Je ne me souviens plus exactement quand tu as dit ça. Je crois que tu commentais un chant d’opéra. Je ne me souviens plus vraiment ce que j’ai répondu. J’ai probablement dû aller dans ton sens. Mais en réalité, ce n’est pas mon cas. 

Je n’aime pas les griffures de l’amour. Je n’aime pas la douleur. Je n’aime pas la ressentir ni l’infliger. Je n’aime pas le drame, le conflit, le doute, l’angoisse, les reproches ou la culpabilité. J’aime l’amour serein et complice, celui qui naît de deux envies qui se rencontrent. J’aime l’amour qui construit, pas celui qui détruit. J’aime l’amour doux qui fait du bien. Je refuse la mythologie de la souffrance comme preuve et passage obligé de l’amour.

J’accueille le manque quand il existe, mais je ne veux pas, je ne veux plus de dépendance. Je cherche des camarades de jeu, des camarades de vie, pas des interlocuteurices de tragédies. 

Aujourd’hui j’ai mal comme je ne veux plus jamais avoir mal. Je sens les serres dans mes viscères, les ergots dans mon cerveau. Je ne me sens pas plus vivante. Je ne me sens pas plus intense. Je me sens juste déchirée, et je ne veux pas d’amour qui m’inflige ça. 

 

“On les aime bien, les petites griffures de l’amour.”

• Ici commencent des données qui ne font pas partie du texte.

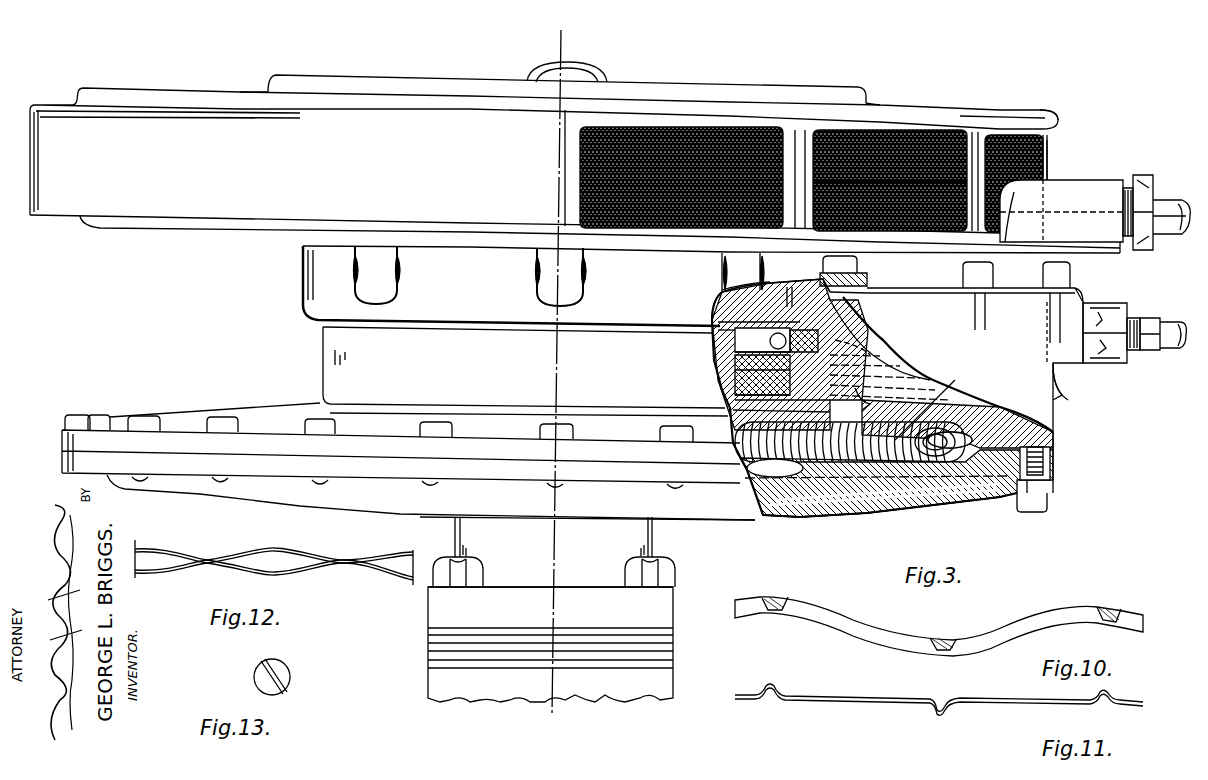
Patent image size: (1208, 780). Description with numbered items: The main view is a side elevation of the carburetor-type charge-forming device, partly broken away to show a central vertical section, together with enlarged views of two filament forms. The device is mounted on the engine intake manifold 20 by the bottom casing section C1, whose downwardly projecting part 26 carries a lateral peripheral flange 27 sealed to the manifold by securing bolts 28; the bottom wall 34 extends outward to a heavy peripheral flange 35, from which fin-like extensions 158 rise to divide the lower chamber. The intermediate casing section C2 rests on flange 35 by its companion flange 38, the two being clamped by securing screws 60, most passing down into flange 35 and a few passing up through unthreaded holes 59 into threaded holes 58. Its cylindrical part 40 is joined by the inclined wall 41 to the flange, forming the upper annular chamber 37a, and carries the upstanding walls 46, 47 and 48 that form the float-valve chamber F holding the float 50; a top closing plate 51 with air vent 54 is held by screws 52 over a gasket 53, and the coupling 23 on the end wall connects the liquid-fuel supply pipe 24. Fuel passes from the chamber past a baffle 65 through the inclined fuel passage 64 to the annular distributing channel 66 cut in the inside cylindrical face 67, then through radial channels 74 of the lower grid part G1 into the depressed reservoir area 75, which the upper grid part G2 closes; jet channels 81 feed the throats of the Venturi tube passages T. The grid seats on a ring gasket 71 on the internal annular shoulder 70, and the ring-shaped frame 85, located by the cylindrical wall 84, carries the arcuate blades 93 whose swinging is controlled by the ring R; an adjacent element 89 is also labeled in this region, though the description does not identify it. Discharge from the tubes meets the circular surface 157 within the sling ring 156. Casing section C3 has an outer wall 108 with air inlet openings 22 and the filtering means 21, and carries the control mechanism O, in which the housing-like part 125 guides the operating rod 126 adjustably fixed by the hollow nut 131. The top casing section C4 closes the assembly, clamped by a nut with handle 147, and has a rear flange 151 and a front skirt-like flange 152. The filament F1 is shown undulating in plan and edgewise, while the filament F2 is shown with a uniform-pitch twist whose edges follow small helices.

In FIG. 3, the top casing section C4 is at (232, 110).
In FIG. 3, the handle 147 is at (576, 72).
In FIG. 3, the air inlet openings 22 is at (820, 132).
In FIG. 3, the air-cleaning or filtering means 21 is at (926, 135).
In FIG. 3, the flange 151 is at (1060, 124).
In FIG. 3, the outer peripheral upstanding wall 108 is at (1046, 162).
In FIG. 3, the housing-like part 125 is at (1070, 190).
In FIG. 3, the control mechanism O is at (1082, 206).
In FIG. 3, the operating rod 126 is at (1164, 205).
In FIG. 3, the hollow nut 131 is at (1148, 238).
In FIG. 3, the skirt-like flange 152 is at (64, 207).
In FIG. 3, the casing section C3 is at (202, 238).
In FIG. 3, the intermediate casing section C2 is at (338, 346).
In FIG. 3, the interiorly cylindrical wall 84 is at (822, 274).
In FIG. 3, the arcuate blades 93 is at (722, 290).
In FIG. 3, the ring-shaped frame 85 is at (752, 298).
In FIG. 3, the ring R is at (751, 271).
In FIG. 3, the bolt head 89 is at (800, 290).
In FIG. 3, the air vent 54 is at (846, 291).
In FIG. 3, the upstanding side wall 46 is at (862, 302).
In FIG. 3, the top closing plate 51 is at (1005, 290).
In FIG. 3, the screws 52 is at (1066, 276).
In FIG. 3, the gasket 53 is at (1076, 302).
In FIG. 3, the float-valve chamber F is at (1006, 332).
In FIG. 3, the jet channel 81 is at (720, 320).
In FIG. 3, the upper grid part G2 is at (726, 318).
In FIG. 3, the depressed reservoir area 75 is at (726, 328).
In FIG. 3, the distributing channel 66 is at (935, 364).
In FIG. 3, the float 50 is at (862, 310).
In FIG. 3, the cylindrical part 40 is at (835, 350).
In FIG. 3, the tube passages T is at (716, 336).
In FIG. 3, the lower grid part G1 is at (722, 346).
In FIG. 3, the radially-inwardly extending channels 74 is at (730, 340).
In FIG. 3, the fuel passage 64 is at (860, 358).
In FIG. 3, the baffle 65 is at (862, 402).
In FIG. 3, the inside cylindrical face 67 is at (732, 372).
In FIG. 3, the ring gasket 71 is at (745, 392).
In FIG. 3, the inclined wall 41 is at (952, 434).
In FIG. 3, the upper annular chamber 37a is at (982, 448).
In FIG. 3, the coupling 23 is at (1104, 342).
In FIG. 3, the liquid-fuel supply pipe 24 is at (1180, 350).
In FIG. 3, the internal annular shoulder 70 is at (745, 402).
In FIG. 3, the sling ring 156 is at (740, 440).
In FIG. 3, the circular surface 157 is at (748, 462).
In FIG. 3, the end wall 47 is at (1063, 388).
In FIG. 3, the upstanding wall 48 is at (1028, 403).
In FIG. 3, the companion flange 38 is at (1050, 452).
In FIG. 3, the threaded holes 58 is at (1050, 464).
In FIG. 3, the peripheral flange 35 is at (205, 490).
In FIG. 3, the securing screws 60 is at (220, 422).
In FIG. 3, the bottom wall 34 is at (898, 514).
In FIG. 3, the fin-like extensions 158 is at (924, 492).
In FIG. 3, the unthreaded holes 59 is at (1040, 476).
In FIG. 3, the base or bottom casing section C1 is at (456, 500).
In FIG. 3, the downwardly projecting part 26 is at (620, 541).
In FIG. 3, the securing bolts 28 is at (660, 572).
In FIG. 3, the lateral peripheral flange 27 is at (650, 608).
In FIG. 3, the intake manifold 20 is at (642, 688).
In FIG. 10, the ribbon filament F1 is at (988, 636).
In FIG. 11, the ribbon filament F1 is at (990, 698).
In FIG. 12, the twisted ribbon filament F2 is at (316, 560).
In FIG. 13, the twisted ribbon filament F2 is at (280, 672).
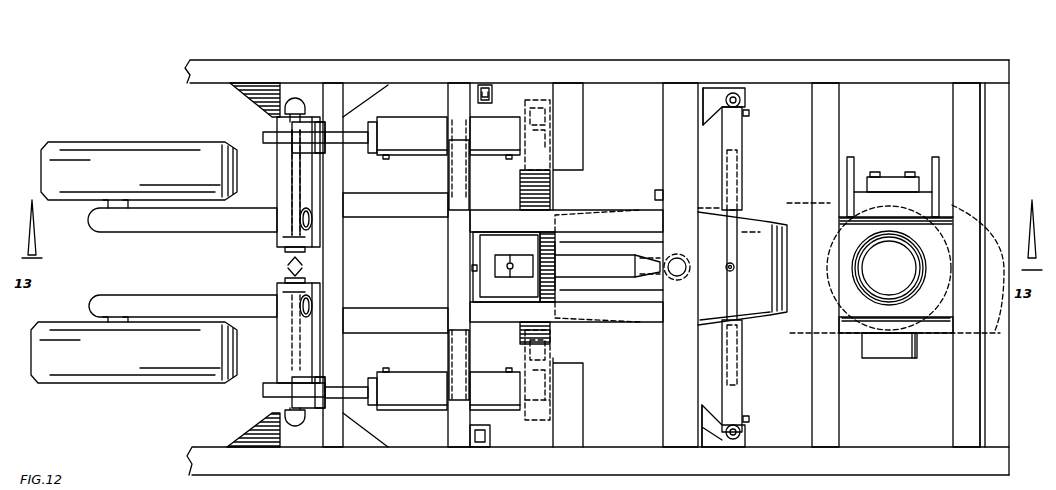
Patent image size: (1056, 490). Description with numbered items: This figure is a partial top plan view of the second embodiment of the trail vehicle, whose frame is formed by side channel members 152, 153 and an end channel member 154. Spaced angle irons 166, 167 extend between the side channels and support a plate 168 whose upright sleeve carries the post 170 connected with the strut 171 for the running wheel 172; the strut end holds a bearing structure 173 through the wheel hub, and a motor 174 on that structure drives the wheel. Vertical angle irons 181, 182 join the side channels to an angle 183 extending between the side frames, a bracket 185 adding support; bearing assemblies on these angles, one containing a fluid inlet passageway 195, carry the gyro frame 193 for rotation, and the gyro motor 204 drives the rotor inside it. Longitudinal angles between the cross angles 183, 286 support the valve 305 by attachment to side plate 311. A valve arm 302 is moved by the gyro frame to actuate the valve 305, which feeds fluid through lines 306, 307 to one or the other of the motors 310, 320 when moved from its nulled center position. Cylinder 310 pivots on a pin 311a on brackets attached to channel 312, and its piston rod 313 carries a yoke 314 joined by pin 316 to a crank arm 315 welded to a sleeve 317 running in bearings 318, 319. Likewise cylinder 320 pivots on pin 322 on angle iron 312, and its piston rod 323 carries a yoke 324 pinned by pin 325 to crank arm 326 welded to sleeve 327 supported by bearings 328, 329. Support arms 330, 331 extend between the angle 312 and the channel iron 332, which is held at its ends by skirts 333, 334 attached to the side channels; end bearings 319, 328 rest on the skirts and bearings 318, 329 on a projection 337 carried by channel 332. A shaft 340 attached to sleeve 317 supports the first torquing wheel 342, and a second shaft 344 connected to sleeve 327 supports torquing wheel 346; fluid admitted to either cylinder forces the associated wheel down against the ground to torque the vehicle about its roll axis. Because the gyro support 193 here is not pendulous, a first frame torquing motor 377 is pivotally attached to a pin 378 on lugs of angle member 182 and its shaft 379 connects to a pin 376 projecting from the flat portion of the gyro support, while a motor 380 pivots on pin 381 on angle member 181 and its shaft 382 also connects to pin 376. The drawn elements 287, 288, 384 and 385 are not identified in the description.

Non. On les aime bien les petites caresses de l’amour. Les mots doux. Les attentions affectueuses. Le délassement des corps qui s’étreignent. Les regards qui donnent confiance en soi. Les mains qui s’entremêlent dans l’obscurité des salles de cinéma. Je vis pour aimer, je n’aime pas pour pleurer.